Magnetic Properties of L10 FeNi Phase Developed Through Annealing of an Amorphous Alloy

Abstract

Chemically ordered L10 FeNi phase observed in Fe-based meteorite has the potential to replace high-cost rare-earth-based permanent magnets in the future. However, artificial production of this phase is extremely difficult due to negligible atomic diffusion around order–disorder transition temperature (~320 °C). Here, we report a method for producing high-quality L10 FeNi phase and its magnetic properties. We show that a highly disordered metastable state, that is, amorphous can be utilized to produce a highly ordered state, which is not possible with the conventional processing techniques. Amorphous Fe42Ni41.3Si x B12− x P4Cu0.7 ( $x=0$ to 8 at.%) alloy ribbons were studied.
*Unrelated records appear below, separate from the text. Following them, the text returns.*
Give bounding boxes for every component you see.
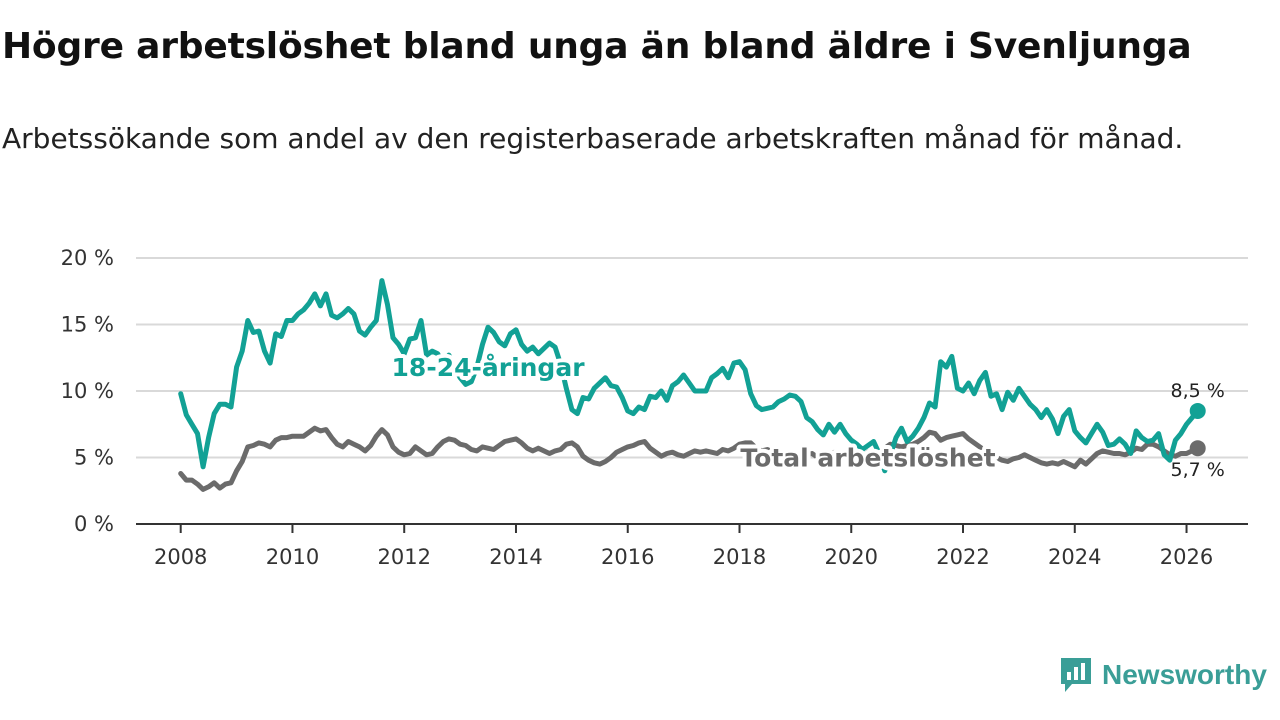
series-label-1: Total arbetslöshet (740, 444, 995, 473)
y-tick-label: 15 % (61, 313, 114, 337)
y-tick-label: 10 % (61, 379, 114, 403)
x-tick-label: 2022 (936, 545, 989, 569)
x-tick-label: 2024 (1048, 545, 1101, 569)
newsworthy-logo-icon (1061, 658, 1091, 692)
x-tick-label: 2018 (713, 545, 766, 569)
end-value-label-1: 5,7 % (1171, 459, 1225, 481)
brand-logo: Newsworthy (1058, 654, 1267, 696)
series-line-1 (178, 425, 1201, 492)
x-tick-label: 2008 (154, 545, 207, 569)
series-label-0: 18-24-åringar (392, 353, 586, 382)
end-value-label-0: 8,5 % (1171, 380, 1225, 402)
y-tick-label: 0 % (74, 512, 114, 536)
chart-subtitle: Arbetssökande som andel av den registerb… (2, 122, 1184, 155)
page-title: Högre arbetslöshet bland unga än bland ä… (2, 26, 1192, 67)
x-tick-label: 2012 (377, 545, 430, 569)
series-line-0 (178, 278, 1201, 474)
x-tick-label: 2016 (601, 545, 654, 569)
x-tick-label: 2010 (266, 545, 319, 569)
y-tick-label: 20 % (61, 246, 114, 270)
end-marker-0 (1189, 402, 1206, 419)
y-tick-label: 5 % (74, 446, 114, 470)
x-tick-label: 2014 (489, 545, 542, 569)
x-tick-label: 2020 (825, 545, 878, 569)
brand-name: Newsworthy (1102, 659, 1267, 690)
x-tick-label: 2026 (1160, 545, 1213, 569)
end-marker-1 (1189, 440, 1206, 457)
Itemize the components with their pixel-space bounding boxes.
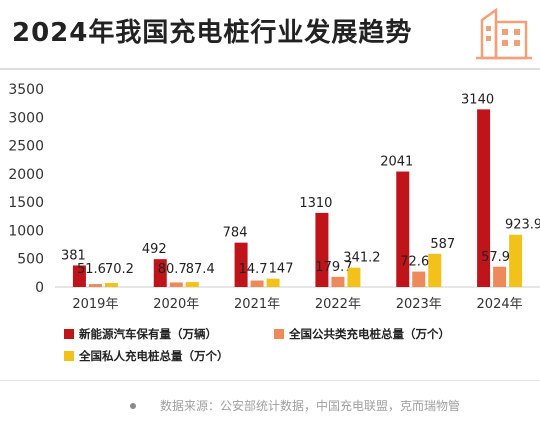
page-title: 2024年我国充电桩行业发展趋势 bbox=[12, 18, 413, 48]
x-tick-label: 2024年 bbox=[477, 297, 523, 312]
bar-3 bbox=[266, 278, 280, 287]
legend-swatch-public bbox=[274, 329, 284, 339]
data-label: 341.2 bbox=[343, 251, 380, 266]
bar-3 bbox=[428, 253, 442, 287]
legend-label-public: 全国公共类充电桩总量（万个） bbox=[289, 327, 450, 341]
y-tick-label: 3000 bbox=[8, 110, 44, 126]
y-tick-label: 500 bbox=[17, 252, 44, 268]
x-tick-label: 2023年 bbox=[396, 297, 442, 312]
data-label: 2041 bbox=[380, 155, 413, 170]
bar-2 bbox=[88, 284, 102, 287]
bar-2 bbox=[412, 271, 426, 287]
bar-3 bbox=[509, 234, 523, 287]
bar-3 bbox=[104, 283, 118, 287]
bar-2 bbox=[331, 276, 345, 287]
x-tick-label: 2020年 bbox=[153, 297, 199, 312]
data-source: 数据来源：公安部统计数据，中国充电联盟，克而瑞物管 bbox=[130, 397, 460, 414]
bar-3 bbox=[185, 282, 199, 287]
data-label: 51.6 bbox=[77, 262, 106, 277]
data-label: 14.7 bbox=[239, 262, 268, 277]
y-tick-label: 2000 bbox=[8, 167, 44, 183]
bar-1 bbox=[234, 242, 248, 287]
bar-1 bbox=[396, 171, 410, 287]
data-label: 587 bbox=[430, 237, 455, 252]
data-label: 72.6 bbox=[400, 255, 429, 270]
data-label: 1310 bbox=[299, 196, 332, 211]
bar-chart: 0 500 1000 1500 2000 2500 3000 3500 2019年 38151.6… bbox=[8, 82, 540, 312]
legend-label-private: 全国私人充电桩总量（万个） bbox=[79, 349, 229, 363]
y-tick-label: 1500 bbox=[8, 195, 44, 211]
data-label: 784 bbox=[223, 226, 248, 241]
bar-2 bbox=[169, 282, 183, 287]
legend-item-ev: 新能源汽车保有量（万辆） bbox=[64, 326, 217, 342]
legend-label-ev: 新能源汽车保有量（万辆） bbox=[79, 327, 217, 341]
bullet-icon bbox=[130, 402, 136, 409]
data-label: 147 bbox=[269, 262, 294, 277]
y-tick-label: 0 bbox=[35, 280, 44, 296]
data-label: 179.7 bbox=[315, 260, 352, 275]
legend-item-public: 全国公共类充电桩总量（万个） bbox=[274, 326, 450, 342]
data-label: 80.7 bbox=[158, 262, 187, 277]
x-tick-label: 2021年 bbox=[234, 297, 280, 312]
data-label: 381 bbox=[61, 248, 86, 263]
title-divider bbox=[0, 68, 540, 70]
building-icon bbox=[476, 7, 532, 60]
bar-3 bbox=[347, 267, 361, 287]
bar-1 bbox=[315, 212, 329, 287]
data-label: 492 bbox=[142, 242, 167, 257]
footer-divider bbox=[0, 380, 540, 381]
data-label: 87.4 bbox=[186, 262, 215, 277]
chart-legend: 新能源汽车保有量（万辆） 全国公共类充电桩总量（万个） 全国私人充电桩总量（万个… bbox=[64, 326, 534, 368]
data-label: 3140 bbox=[461, 92, 494, 107]
x-tick-label: 2022年 bbox=[315, 297, 361, 312]
x-tick-label: 2019年 bbox=[72, 297, 118, 312]
legend-swatch-ev bbox=[64, 329, 74, 339]
bar-2 bbox=[493, 266, 507, 287]
data-label: 57.9 bbox=[481, 250, 510, 265]
bar-2 bbox=[250, 280, 264, 287]
bar-1 bbox=[72, 265, 86, 287]
data-label: 923.9 bbox=[505, 218, 540, 233]
bar-1 bbox=[477, 109, 491, 287]
legend-item-private: 全国私人充电桩总量（万个） bbox=[64, 348, 229, 364]
y-tick-label: 2500 bbox=[8, 139, 44, 155]
data-label: 70.2 bbox=[105, 262, 134, 277]
data-source-text: 数据来源：公安部统计数据，中国充电联盟，克而瑞物管 bbox=[160, 399, 461, 413]
bar-1 bbox=[153, 259, 167, 287]
y-tick-label: 3500 bbox=[8, 82, 44, 98]
legend-swatch-private bbox=[64, 351, 74, 361]
y-tick-label: 1000 bbox=[8, 223, 44, 239]
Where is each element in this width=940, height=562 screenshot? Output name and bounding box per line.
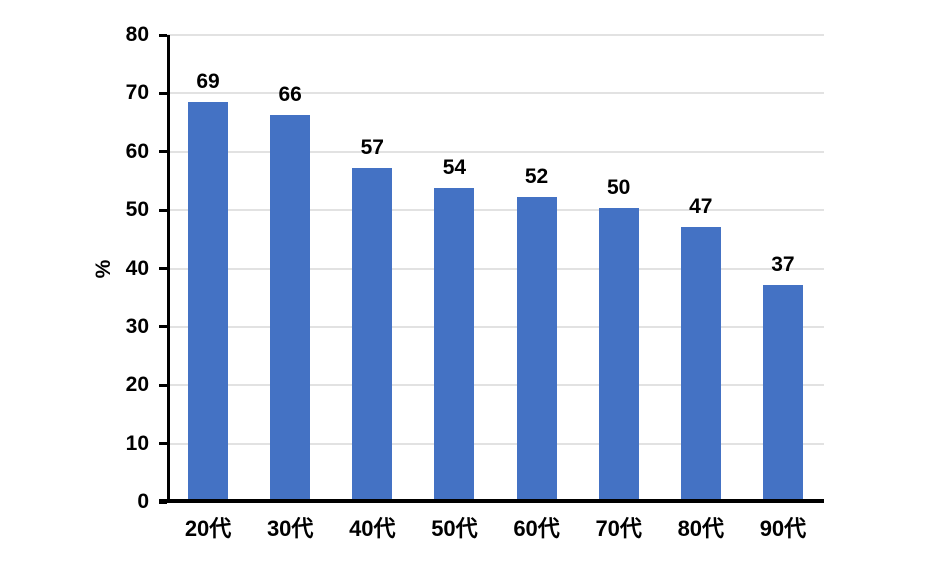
y-axis-tick — [159, 325, 167, 329]
bar-80代 — [680, 227, 721, 502]
bar-60代 — [516, 197, 557, 502]
bar-50代 — [434, 187, 475, 502]
y-axis-tick — [159, 150, 167, 154]
bar-value-label: 47 — [689, 195, 713, 219]
bar-value-label: 69 — [196, 69, 220, 93]
y-tick-label: 80 — [125, 23, 149, 46]
y-gridline — [167, 34, 824, 36]
y-tick-label: 0 — [137, 490, 149, 513]
x-axis-line — [159, 499, 824, 503]
bar-70代 — [598, 208, 639, 502]
x-category-label: 80代 — [677, 516, 725, 541]
x-category-label: 90代 — [759, 516, 807, 541]
y-gridline — [167, 384, 824, 387]
y-gridline — [167, 325, 824, 328]
y-tick-label: 20 — [125, 373, 149, 397]
y-gridline — [167, 442, 824, 445]
bar-90代 — [762, 284, 803, 502]
x-category-label: 40代 — [349, 516, 396, 541]
bar-value-label: 50 — [607, 176, 631, 200]
bar-value-label: 66 — [278, 82, 302, 106]
y-tick-label: 60 — [125, 139, 149, 163]
y-gridline — [167, 267, 824, 270]
bar-20代 — [188, 101, 229, 502]
x-category-label: 20代 — [184, 516, 232, 541]
y-axis-tick — [159, 383, 167, 387]
bar-value-label: 37 — [771, 252, 795, 276]
y-gridline — [167, 209, 824, 212]
y-gridline — [167, 92, 824, 95]
bar-30代 — [270, 114, 311, 502]
x-category-label: 30代 — [266, 516, 314, 541]
y-tick-label: 30 — [125, 314, 149, 338]
y-axis-tick — [159, 208, 167, 212]
bar-value-label: 54 — [442, 155, 467, 179]
bar-value-label: 57 — [360, 136, 384, 160]
y-axis-tick — [159, 267, 167, 270]
y-axis-tick — [159, 33, 167, 37]
x-category-label: 70代 — [595, 516, 642, 541]
y-axis-tick — [159, 442, 167, 446]
y-tick-label: 10 — [125, 431, 149, 455]
x-category-label: 50代 — [431, 516, 478, 541]
bar-40代 — [352, 168, 393, 502]
bar-value-label: 52 — [524, 165, 549, 189]
y-tick-label: 50 — [125, 198, 149, 222]
y-tick-label: 40 — [125, 256, 149, 280]
y-tick-label: 70 — [125, 81, 149, 105]
y-axis-tick — [159, 91, 167, 95]
y-axis-line — [167, 35, 170, 502]
x-category-label: 60代 — [513, 516, 560, 541]
y-gridline — [167, 150, 824, 153]
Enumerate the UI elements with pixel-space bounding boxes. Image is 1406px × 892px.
Crystallization of amorphous ribbons at 400 °C results in adequate atomic diffusion at low temperatures to precipitate L10 FeNi grains. Structural characterization revealed a high degree of chemical ordering ( $S \ge 0.8$ ), but the volume fraction of precipitated L10 grains is low. The crystallized ribbons of FeSiBPCu are composed of two magnetic phases (hard magnetic L10 FeNi grains embedded in a soft magnetic matrix). Alloys with higher concentration of Si are shown to produce high coercivity ( $H_{c}\sim 700$ –750 Oe). The soft magnetic matrix strongly influences the H c . The actual switching field (≥3.7 kOe) of L10 FeNi has been found to be much higher than that of H c . In this paper, the L10 FeNi phase is shown to form at temperatures higher than the reported order–disorder temperature. Our results of temperature-dependent magnetization and thermal analyses suggest that the L10 FeNi phase can survive at temperatures ≤550 °C. The magnetization reversal mechanism was understood by angular dependence of $H_{c}$ , and it is shown to be a domain-wall pinning type. Due to structural and magnetic similarities between L10 FeNi and L10 FePt, ribbon samples with low-volume fraction of L10 FePt grains in a soft magnetic matrix were prepared with a similar technique. Magnetization behavior of L10 FeNi is shown to be similar to that of L10 FePt.